There are the expected jabs at the style and perceived readability of scientific papers, a criticism so widespread and consistent that I now mostly ignore it. I get it, you don’t get the enjoyment of reading a scientific paper that you get out of reading something else, and you put the blame largely on the abundant jargon and dense prose of typical scientific papers; James Somers also adds some mentions of “mathematical symbols”, which is indeed one major feature of many scientific papers that separates them from written works intended for a wider, non-specialist audience. But that’s the point – the intended audience of a scientific paper is not the general public, it’s other experts in that discipline. Know your audience. I guess James Somers does - scientists and non-scientists decrying the difficult prose of scientific papers to non-scientists is very popular in popular science articles.

This isn’t to say that a scientific paper cannot be or should not be highly readable to non-specialists and other members of  the general public, but to approach a scientific paper as a non-specialist and then complain about the jargon is to miss the point. I think one has to approach a scientific paper from a position of self-knowledge, in that I have to read a paper outside my area of expertise in a different (and more difficult) way compared to reading a paper that might cite my own work.

Another major difference between a scientific paper and something like an article in The Atlantic – and these two categories are of similar word-count, on average – is the abundant citations in a scientific paper. Every fact, every suggestion, every piece of information in a scientific paper that is not derived directly from the study itself will be cited; credit is given to the prior work that established those facts or provided those suggestions (unless the fact or suggestion is obvious or already widely known and established; we don’t cite Scheele and Priestly (1772) when talking about oxygen, for example). I find myself wishing for some citations and outside attributions while reading this Atlantic article because James Somers makes so many claims that I would like to dispute.
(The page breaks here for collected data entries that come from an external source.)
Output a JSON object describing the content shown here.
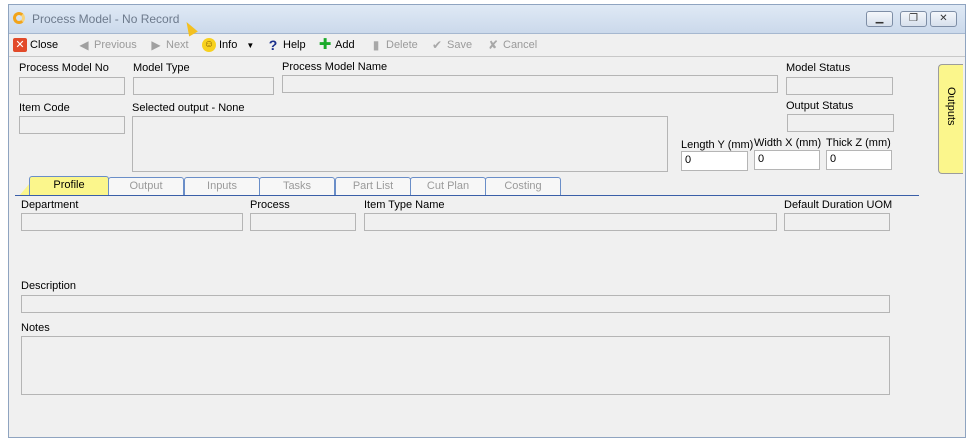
{
  "window": {
    "title": "Process Model - No Record"
  },
  "toolbar": {
    "close": "Close",
    "previous": "Previous",
    "next": "Next",
    "info": "Info",
    "help": "Help",
    "add": "Add",
    "delete": "Delete",
    "save": "Save",
    "cancel": "Cancel"
  },
  "header": {
    "process_model_no": "Process Model No",
    "model_type": "Model Type",
    "process_model_name": "Process Model Name",
    "model_status": "Model Status",
    "item_code": "Item Code",
    "selected_output": "Selected output - None",
    "output_status": "Output Status",
    "length_label": "Length Y (mm)",
    "width_label": "Width X (mm)",
    "thick_label": "Thick Z (mm)",
    "length_value": "0",
    "width_value": "0",
    "thick_value": "0"
  },
  "side_tab": {
    "label": "Outputs"
  },
  "tabs": [
    "Profile",
    "Output",
    "Inputs",
    "Tasks",
    "Part List",
    "Cut Plan",
    "Costing"
  ],
  "profile": {
    "department": "Department",
    "process": "Process",
    "item_type_name": "Item Type Name",
    "default_duration_uom": "Default Duration UOM",
    "description": "Description",
    "notes": "Notes"
  },
  "colors": {
    "accent_tab": "#fbf68c",
    "tab_border": "#3a5fa8",
    "window_bg": "#f0f0f0"
  }
}
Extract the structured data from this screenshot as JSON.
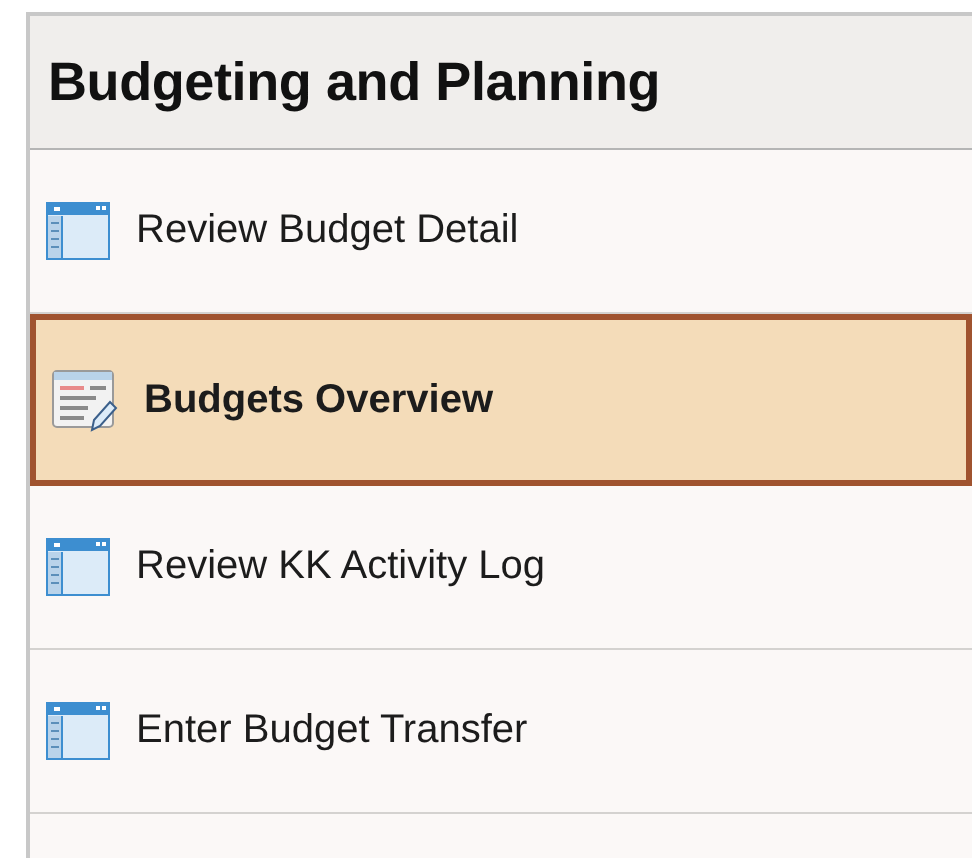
{
  "panel": {
    "title": "Budgeting and Planning"
  },
  "items": [
    {
      "label": "Review Budget Detail",
      "kind": "page",
      "selected": false
    },
    {
      "label": "Budgets Overview",
      "kind": "overview",
      "selected": true
    },
    {
      "label": "Review KK Activity Log",
      "kind": "page",
      "selected": false
    },
    {
      "label": "Enter Budget Transfer",
      "kind": "page",
      "selected": false
    }
  ]
}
For example, here’s the third paragraph of the article:

The more sophisticated science becomes, the harder it is to communicate results. Papers today are longer than ever and full of jargon and symbols. They depend on chains of computer programs that generate data, and clean up data, and plot data, and run statistical models on data. These programs tend to be both so sloppily written and so central to the results that it’s contributed to a replication crisis, or put another way, a failure of the paper to perform its most basic task: to report what you’ve actually discovered, clearly enough that someone else can discover it for themselves.
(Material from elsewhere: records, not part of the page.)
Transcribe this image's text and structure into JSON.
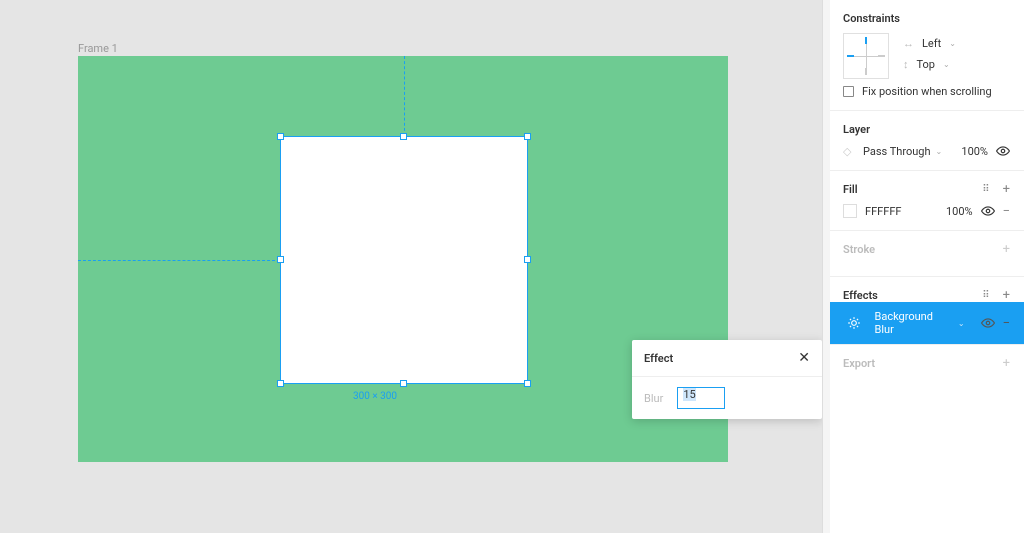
{
  "frame": {
    "label": "Frame 1",
    "dimensions": "300 × 300",
    "bg": "#6ecb92"
  },
  "popup": {
    "title": "Effect",
    "blur_label": "Blur",
    "blur_value": "15"
  },
  "inspector": {
    "constraints": {
      "title": "Constraints",
      "horizontal": "Left",
      "vertical": "Top",
      "fix_label": "Fix position when scrolling"
    },
    "layer": {
      "title": "Layer",
      "blend": "Pass Through",
      "opacity": "100%"
    },
    "fill": {
      "title": "Fill",
      "hex": "FFFFFF",
      "opacity": "100%"
    },
    "stroke": {
      "title": "Stroke"
    },
    "effects": {
      "title": "Effects",
      "item": "Background Blur"
    },
    "export": {
      "title": "Export"
    }
  }
}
 Are papers really longer in 2018 than they were, on average, in 1998, or 1978, or 1888? Are they more “full of jargon and symbols”? Are the majority of analytical computer programs “so sloppily written”?
And what replication crisis? Mr. Somers, have you not read the recent counterargument to the crisis-in-science narrative by Dr. Fanelli, recently published by PNAS?  

Moving on, one major criticism is that scientific papers are not a good way to express and describe complex results. Animations, something computers are quite good at, are useful tools for visualizing such complex concepts but are very difficult to express on a static sheet of paper, which the modern PDF (Portable Document Format) emulates. I agree, but I do not agree with the follow-up point that this renders the PDF hopelessly useless. A scientific paper is about the words, not the pictures or other visualizations. It’s about the information. Expressing that information in a way the audience can understand and use is the key skill of writing a scientific paper, and is distinct from the skills that create written material intended to be read by as wide an audience as possible. A scientific paper relies heavily on absolute honesty, and presenting all of the available and relevant information to allow the reader to independently decide to agree or not with the author’s arguments and conclusions. A magazine article pushes a particular interpretation of some phenomenon. A scientific paper pushes the phenomenon and then describes one (or sometimes more) possible interpretation of that phenomenon, usually in light of similar phenomena and potential alternative interpretations. A graph is not data, it's an expression of data. An animation is not an argument, it's one support for an argument.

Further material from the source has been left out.